Not meaningfully. Canned chickpeas land around 14g net carbs per drained half-cup — slightly lower than home-cooked because of water content and serving size, but still far too high to build a meal around. Sprouting changes the texture and some micronutrients but doesn't slash the starch enough to matter for keto. Chickpea pasta and chickpea flour products are marketed as "healthy" alternatives, yet they carry 30g+ net carbs per cooked serving — essentially the same problem as the whole bean.
The bottom line
Chickpeas are nutritious, fiber-rich, and a great plant protein — but they are not a keto food. At ~33g net carbs per cooked cup and ~19-20g per 100g, they'll use up an entire day's carb budget in one serving. Keep them to a small garnish if you must, and lean on nuts, seeds, edamame, lupini beans, and cauliflower-based dips when you want the same role on your plate.
Portions swing wildly with legumes, so the safest move is to measure before you eat. Log your chickpeas, hummus, or roasted snacks in CarbMeNot to see the exact net-carb hit in real time — it's the difference between a spoonful that fits and a bowl that quietly knocks you out of ketosis.
Frequently asked questions
- Is chickpeas keto?
- No, chickpeas are not keto-friendly. One cup of cooked chickpeas has about 33g net carbs (45g total carbs minus 12g fiber), which meets or exceeds the entire 20-50g daily net-carb limit for standard keto. Even a half-cup at roughly 16g net carbs is hard to fit without crowding out everything else.
- How many carbs are in chickpeas?
- One cup of cooked chickpeas (about 164g) has roughly 45g total carbs, 12g fiber, and 33g net carbs. Per 100g, cooked chickpeas have about 27g total carbs, 8g fiber, and 19-20g net carbs. A 2-tablespoon serving of hummus made from chickpeas runs about 3g net carbs.
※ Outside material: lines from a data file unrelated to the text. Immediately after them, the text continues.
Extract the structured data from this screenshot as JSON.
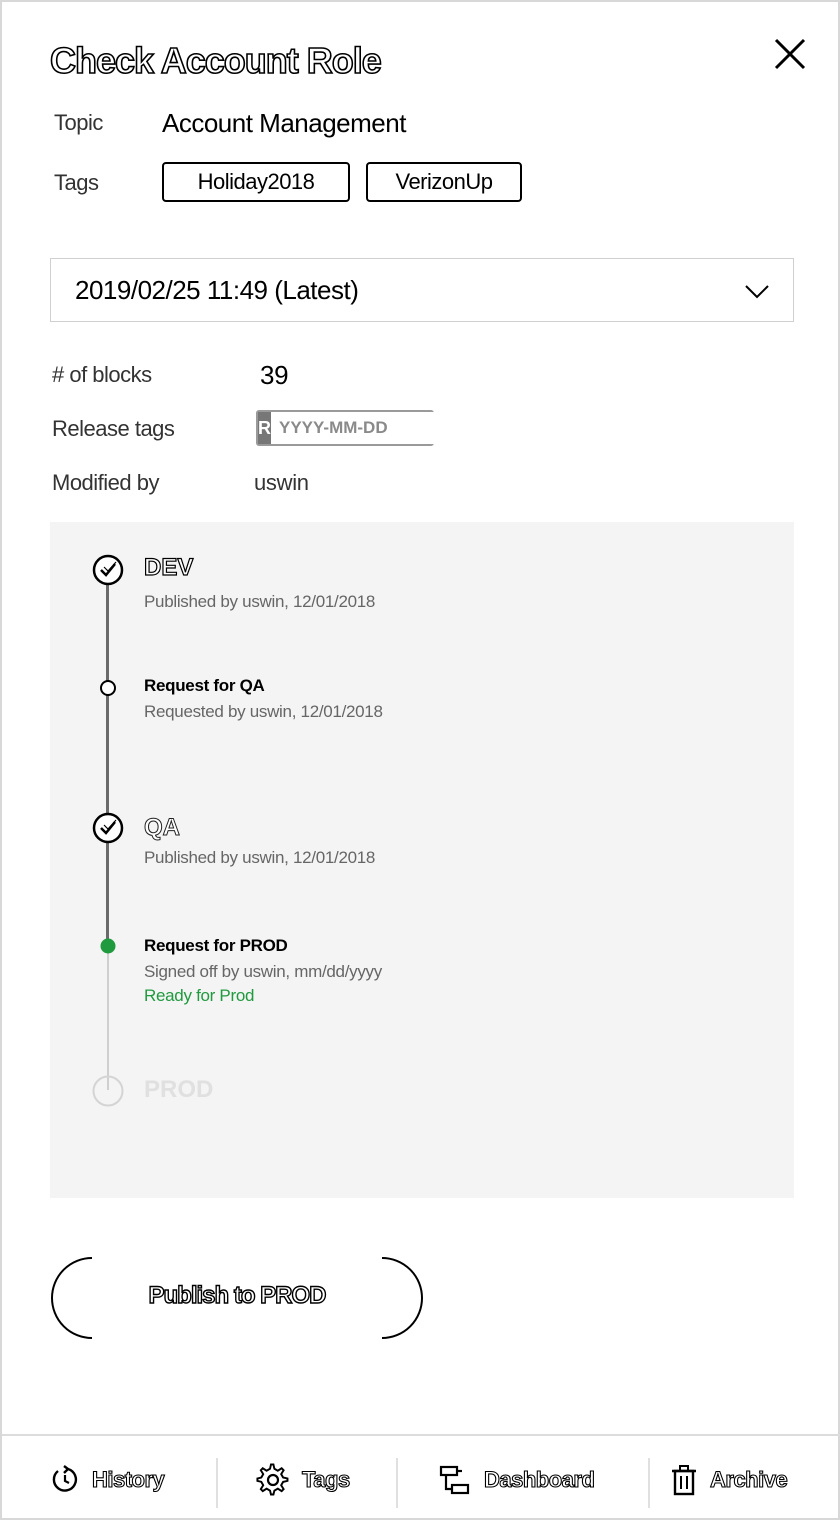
{
  "header": {
    "title": "Check Account Role"
  },
  "topic": {
    "label": "Topic",
    "value": "Account Management"
  },
  "tags": {
    "label": "Tags",
    "items": [
      "Holiday2018",
      "VerizonUp"
    ]
  },
  "version_select": {
    "selected": "2019/02/25 11:49 (Latest)"
  },
  "info": {
    "blocks_label": "# of blocks",
    "blocks_value": "39",
    "release_label": "Release tags",
    "release_badge": "R",
    "release_placeholder": "YYYY-MM-DD",
    "modified_label": "Modified by",
    "modified_value": "uswin"
  },
  "timeline": {
    "steps": [
      {
        "title": "DEV",
        "sub": "Published by uswin, 12/01/2018"
      },
      {
        "title": "Request for QA",
        "sub": "Requested by uswin, 12/01/2018"
      },
      {
        "title": "QA",
        "sub": "Published by uswin, 12/01/2018"
      },
      {
        "title": "Request for  PROD",
        "sub": "Signed off by uswin, mm/dd/yyyy",
        "status": "Ready for Prod"
      },
      {
        "title": "PROD"
      }
    ]
  },
  "actions": {
    "publish_label": "Publish to PROD"
  },
  "footer": {
    "history": "History",
    "tags": "Tags",
    "dashboard": "Dashboard",
    "archive": "Archive"
  },
  "colors": {
    "accent_green": "#1f9a3e",
    "panel_gray": "#f4f4f4"
  }
}
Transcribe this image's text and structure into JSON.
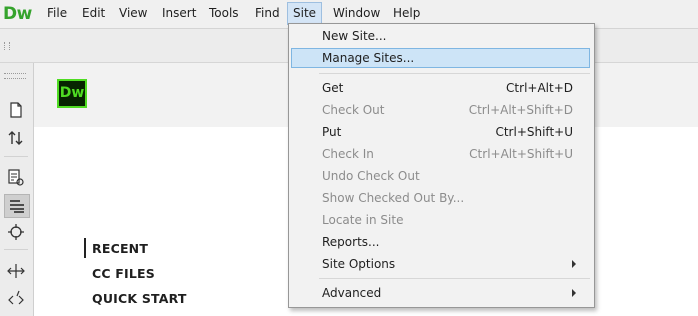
{
  "app": {
    "logo": "Dw"
  },
  "menubar": {
    "items": [
      "File",
      "Edit",
      "View",
      "Insert",
      "Tools",
      "Find",
      "Site",
      "Window",
      "Help"
    ],
    "active": "Site"
  },
  "toolstrip": {
    "icons": [
      "file-icon",
      "sort-arrows-icon",
      "inspect-icon",
      "align-lines-icon",
      "target-icon",
      "move-icon",
      "code-tag-icon"
    ]
  },
  "start_page": {
    "badge": "Dw",
    "links": [
      "RECENT",
      "CC FILES",
      "QUICK START"
    ],
    "selected_link": "RECENT"
  },
  "site_menu": {
    "items": [
      {
        "label": "New Site...",
        "shortcut": "",
        "disabled": false,
        "submenu": false
      },
      {
        "label": "Manage Sites...",
        "shortcut": "",
        "disabled": false,
        "submenu": false,
        "highlighted": true
      },
      {
        "label": "Get",
        "shortcut": "Ctrl+Alt+D",
        "disabled": false,
        "submenu": false
      },
      {
        "label": "Check Out",
        "shortcut": "Ctrl+Alt+Shift+D",
        "disabled": true,
        "submenu": false
      },
      {
        "label": "Put",
        "shortcut": "Ctrl+Shift+U",
        "disabled": false,
        "submenu": false
      },
      {
        "label": "Check In",
        "shortcut": "Ctrl+Alt+Shift+U",
        "disabled": true,
        "submenu": false
      },
      {
        "label": "Undo Check Out",
        "shortcut": "",
        "disabled": true,
        "submenu": false
      },
      {
        "label": "Show Checked Out By...",
        "shortcut": "",
        "disabled": true,
        "submenu": false
      },
      {
        "label": "Locate in Site",
        "shortcut": "",
        "disabled": true,
        "submenu": false
      },
      {
        "label": "Reports...",
        "shortcut": "",
        "disabled": false,
        "submenu": false
      },
      {
        "label": "Site Options",
        "shortcut": "",
        "disabled": false,
        "submenu": true
      },
      {
        "label": "Advanced",
        "shortcut": "",
        "disabled": false,
        "submenu": true
      }
    ]
  },
  "colors": {
    "logo_green": "#35a32c",
    "badge_bg": "#072401",
    "badge_fg": "#4fdc22",
    "highlight": "#cde4f7"
  }
}
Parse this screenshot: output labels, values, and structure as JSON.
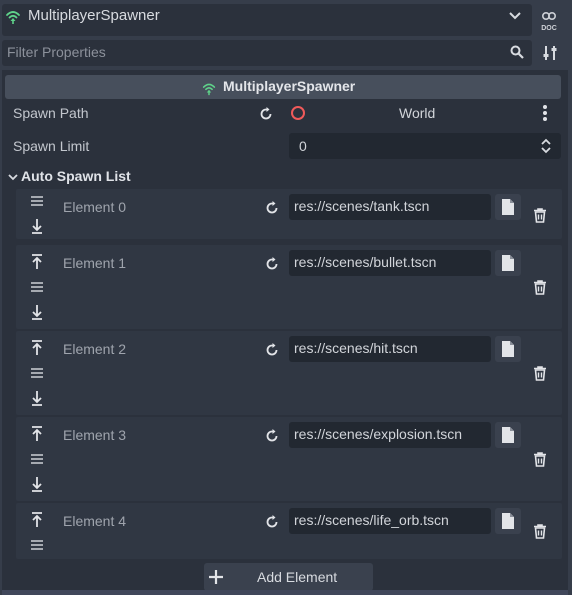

- How much chickpeas can you eat on keto?
- Very little. To stay under a typical 20-25g net carb day, you'd be limited to around 2-3 tablespoons of cooked chickpeas (roughly 4-6g net carbs), and that uses a big chunk of your budget. Most keto eaters skip whole chickpeas entirely and use them only as a garnish.
- Is hummus keto?
- Traditional hummus is borderline and easy to overeat. Two tablespoons have about 3g net carbs, but real servings of 4-6 tablespoons climb to 6-9g. Small amounts can fit; cauliflower-based or extra-tahini low-carb versions are safer choices on keto.